Les biomédicaments sont des médicaments produits à partir de cellules vivantes. Le domaine d’application est immense : des molécules, telle l’insuline humaine produite depuis longtemps dans des fermenteurs à partir de bactéries génétiquement modifiées… aux thérapies géniques, telles celles utilisant les lymphocytes Car-T modifiés par Crispr/Cas ou les thérapies ciblées sur les cellules tumorales et associées à l’intelligence artificielle. On peut aussi citer les vaccins à ARN ou ADN modifiés issus des nano-biotechnologies et de la biologie de synthèse, ou encore les thérapies tissulaires (greffes). Encore n’est-ce là que quelques exemples.

Un médicament sur deux en développement dans le monde est un biomédicament7, c’est dire la croissance attendue du nombre des brevets. Brevets qui portent sur ces biomédicaments et sur leurs procédés d’obtention. 76 biothérapies brevetées sont déjà commercialisées en Europe8.

…aux organoïdes sur puces

Différents des organoïdes déjà présentés dans nos colonnes, voici venir les organoïdes sur puces. Des cellules souches d’organes sont placées sur des « canaux » baignant dans un « composant microfluidique » qui reproduit certaines des conditions physiques rencontrées dans les organes réels, et apportent les nutriments indispensables. C’est la micro-électronique fluidique qui permettrait la vascularisation (formation des vaisseaux sanguins) dans l’organoïde10.L’hybridation vivant/non vivant est totale. Ces organoïdes sur puces miment les fonctions des organes.

Les promesses qui y sont liées concernent l’étude des maladies ou leurs thérapies, notamment des cancers, la médecine régénérative, l’évaluation des médicaments et la réduction du nombre des animaux de laboratoire…

Par exemple, des amas de cellules pancréatiques ont montré avec ce dispositif une meilleure capacité à produire de l’insuline. En les injectant à des personnes diabétiques (type 1), on peut envisager de les guérir.

Tous ces procédés, nombreux et variés, sont brevetés. « Des brevets ont été déposés, mais les résultats expérimentaux n’ont pas encore été publiés », indique le chercheur Xavier Gidrol, engagé dans le PEPR (programme d’équipement prioritaire de recherche) financé par l’État pour ce type de travaux11.

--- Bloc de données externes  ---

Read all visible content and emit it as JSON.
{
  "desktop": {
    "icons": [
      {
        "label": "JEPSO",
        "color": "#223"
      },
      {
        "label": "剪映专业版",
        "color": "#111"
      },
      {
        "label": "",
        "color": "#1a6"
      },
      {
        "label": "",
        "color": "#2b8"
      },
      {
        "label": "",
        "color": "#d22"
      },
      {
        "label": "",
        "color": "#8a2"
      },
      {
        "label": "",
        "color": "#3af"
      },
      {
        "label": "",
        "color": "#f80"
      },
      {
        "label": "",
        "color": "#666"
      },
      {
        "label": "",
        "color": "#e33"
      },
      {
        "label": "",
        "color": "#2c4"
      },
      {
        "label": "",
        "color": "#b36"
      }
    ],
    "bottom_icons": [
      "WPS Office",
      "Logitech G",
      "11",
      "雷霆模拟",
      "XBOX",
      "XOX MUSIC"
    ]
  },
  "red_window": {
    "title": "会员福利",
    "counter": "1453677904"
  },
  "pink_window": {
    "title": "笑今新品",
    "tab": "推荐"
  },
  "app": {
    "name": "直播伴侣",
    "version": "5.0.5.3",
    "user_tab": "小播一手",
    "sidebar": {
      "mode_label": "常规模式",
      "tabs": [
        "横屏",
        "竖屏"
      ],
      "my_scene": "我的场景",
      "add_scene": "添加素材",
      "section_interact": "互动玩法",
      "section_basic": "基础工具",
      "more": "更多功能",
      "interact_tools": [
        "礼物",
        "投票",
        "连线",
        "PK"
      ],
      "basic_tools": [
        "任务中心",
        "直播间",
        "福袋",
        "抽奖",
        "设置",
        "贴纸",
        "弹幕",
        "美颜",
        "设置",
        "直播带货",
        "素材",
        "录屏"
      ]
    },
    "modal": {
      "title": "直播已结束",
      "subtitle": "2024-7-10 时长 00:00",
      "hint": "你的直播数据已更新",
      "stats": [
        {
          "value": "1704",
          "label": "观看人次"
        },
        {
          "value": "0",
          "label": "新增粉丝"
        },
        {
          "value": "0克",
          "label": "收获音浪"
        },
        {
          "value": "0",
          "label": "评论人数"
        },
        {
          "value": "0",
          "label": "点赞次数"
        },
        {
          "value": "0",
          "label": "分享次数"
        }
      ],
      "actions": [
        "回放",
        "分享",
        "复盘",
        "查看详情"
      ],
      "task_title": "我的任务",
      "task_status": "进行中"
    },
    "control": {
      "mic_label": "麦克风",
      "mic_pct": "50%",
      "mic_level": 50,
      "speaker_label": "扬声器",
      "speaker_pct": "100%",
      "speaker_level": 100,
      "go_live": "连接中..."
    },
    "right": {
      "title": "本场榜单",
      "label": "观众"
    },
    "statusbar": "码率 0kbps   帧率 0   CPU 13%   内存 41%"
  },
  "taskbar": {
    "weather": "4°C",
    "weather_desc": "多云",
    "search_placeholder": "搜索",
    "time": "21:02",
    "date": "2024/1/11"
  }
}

Dans le domaine de la santé12, l’étendue des brevets est pour l’instant très floue. Les brevets sur les procédés vont-ils déboucher sur une propriété privée de cellules appartenant à une personne ? Verra- t-on venir en Europe la privatisation des protocoles thérapeutiques comme cela se fait aux États-Unis ? La question est vertigineuse mais les promesses, surtout dans le domaine sensible de la santé, n’ont pas fini de se transformer en or pour les firmes multinationales, les laboratoires et les start-ups…

2CEA : Commissariat à l’Énergie Atomique. Organisme public. En 2010, il a élargi son champ aux « énergies alternatives ».
CEA- Leti : le CEA-Leti, domicilié à Grenoble, se présente comme un institut de recherche technologique, leader mondial des micro et nanotechnologies dans nombre de domaines, dont celui de la santé et de la biologie.

8Ibid.

10 Le Monde Science & Médecine, 13 mars 2024.

11Ibid.

12Toutes les « innovations » n’ont pas été évoquées dans cet article mais sont décrites dans le dossier en note 1.